Karen Silver Bloom's Studio, tucked into the basement of her cozy home in Westport, Connecticut, used to be the kids' playroom. "They had fun here," says Karen, a former professional illustrator. "Now, I get to have some fun!"
And so do the people who own her whimsically detailed shadowboxes, full of objects plucked from flea markets, antiques stores, and tag sales. With gleeful abandon and artistic precision, she artfully arranges tiny toys, game pieces, souvenir postcards, vacation memorabilia, and other curios to tell a tale, sometimes adding watercolor embellishments or pen-and-ink drawings to the mix. The party-in-a-box extends to the frames, which are often crackle-finished, découpaged, adorned with toys, or backed with fabric. "I see the boxes as three-dimensional illustrations," she explains.
"Each one has a theme and tells a story."
She sees her home the same way. "Everyone says that this place is just like one of my boxes, only lifesize, "she says. It's true: both show a sense of humor and a fine eye for color and proportion, and both brim with the vintage treasures that Karen loves.

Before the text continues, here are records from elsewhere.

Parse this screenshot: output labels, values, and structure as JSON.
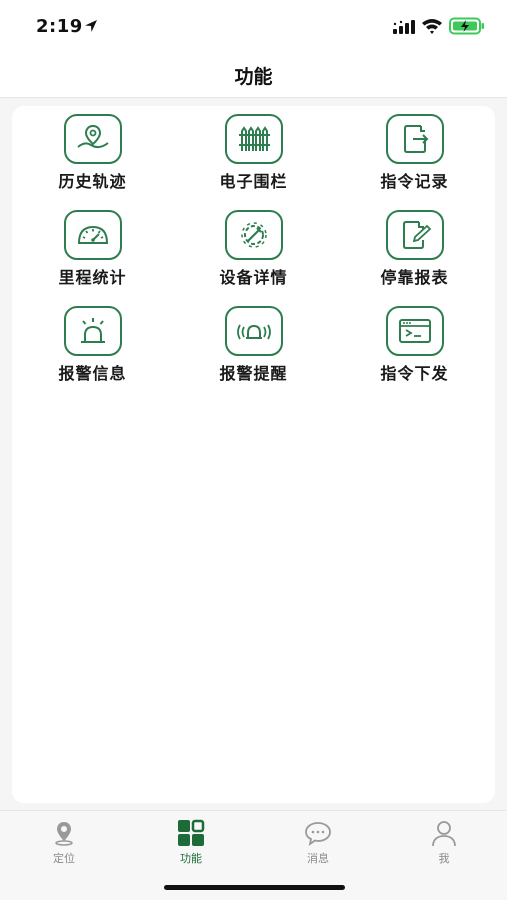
{
  "status": {
    "time": "2:19"
  },
  "nav": {
    "title": "功能"
  },
  "features": [
    {
      "label": "历史轨迹",
      "icon": "map-pin-track-icon"
    },
    {
      "label": "电子围栏",
      "icon": "fence-icon"
    },
    {
      "label": "指令记录",
      "icon": "command-record-icon"
    },
    {
      "label": "里程统计",
      "icon": "speedometer-icon"
    },
    {
      "label": "设备详情",
      "icon": "gear-wrench-icon"
    },
    {
      "label": "停靠报表",
      "icon": "document-pencil-icon"
    },
    {
      "label": "报警信息",
      "icon": "alarm-light-icon"
    },
    {
      "label": "报警提醒",
      "icon": "alarm-bell-waves-icon"
    },
    {
      "label": "指令下发",
      "icon": "terminal-icon"
    }
  ],
  "tabs": [
    {
      "label": "定位",
      "icon": "location-pin-icon",
      "active": false
    },
    {
      "label": "功能",
      "icon": "grid-apps-icon",
      "active": true
    },
    {
      "label": "消息",
      "icon": "chat-bubble-icon",
      "active": false
    },
    {
      "label": "我",
      "icon": "user-icon",
      "active": false
    }
  ],
  "colors": {
    "accent": "#2e7d4f",
    "tab_active": "#1e6b3a",
    "tab_inactive": "#8a8a8a"
  }
}
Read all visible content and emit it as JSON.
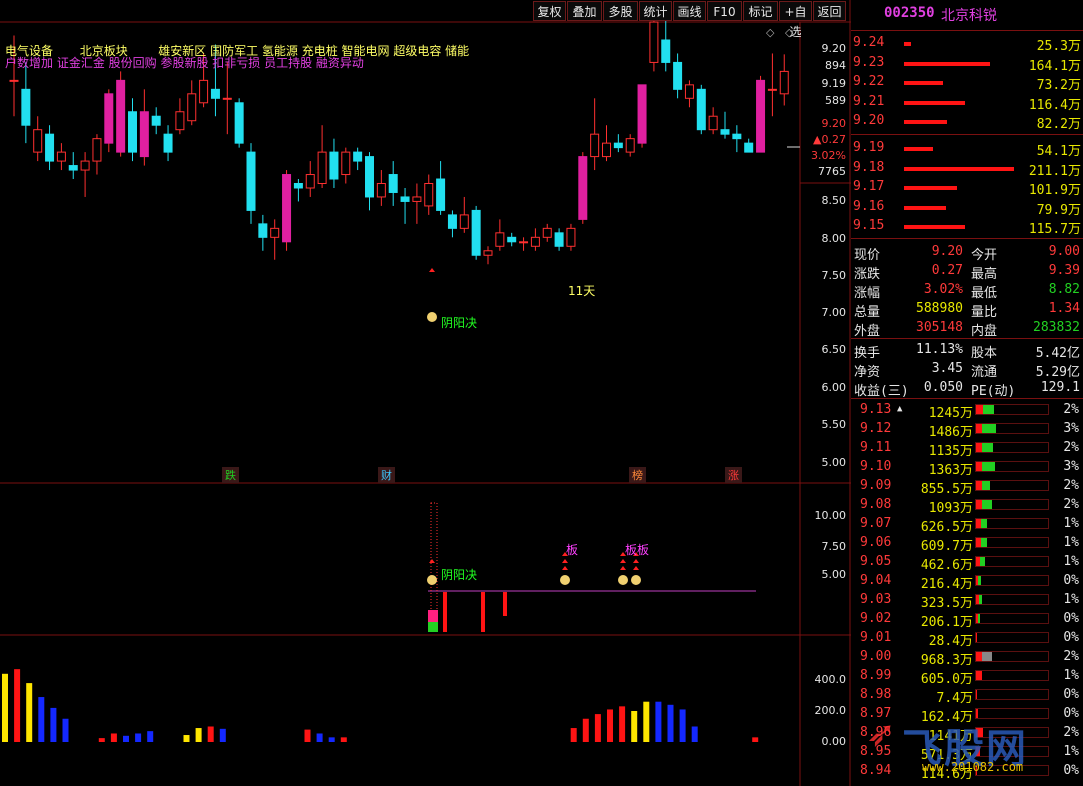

(a) Karen, amidst sunny fabrics and jars of cookie cutters and millinery fruit, which she uses in her work. "I often put a recipe from an old cookbook on the back of a kitchen-themed shadowbox, or even a piece of vintage flour sack or dishtowel. You can't see it once it's hanging on the wall, but the owner knows it's there--and so do I." (b) Karen's kitchen-themed boxes, featuring miniature appliances, are her
most popular.

(c) "Old English pine is great when you're raising kids--it's so banged up that another nick doesn't matter." Above the sideboard, "Greetings From New York" features souvenir postcards and baseball memorabilia over an old city map. Karen cut pictures of skyscrapers from old postcards and mounted them for a 3-D effect. The story spills over onto the crackled frame, adorned with a tin yellow cab.

TOYS R MUSTS
"Everything I love eventually ends up in my boxes." Karen shows off a flurry of snow globes inside a battered red cabinet lined with sheet music (d). She found the wobbly chair in Maine. "No one can sit in it but me." White shelves in the family room highlight, top to bottom: gaily painted skittles (pins from an old bowling game); a circus box with a handpainted background, "one of my earliest pieces and absolutely not for sale"; bits and pieces from long-ago board games; a pressed paper house from Germany tucked behind a tramp art box.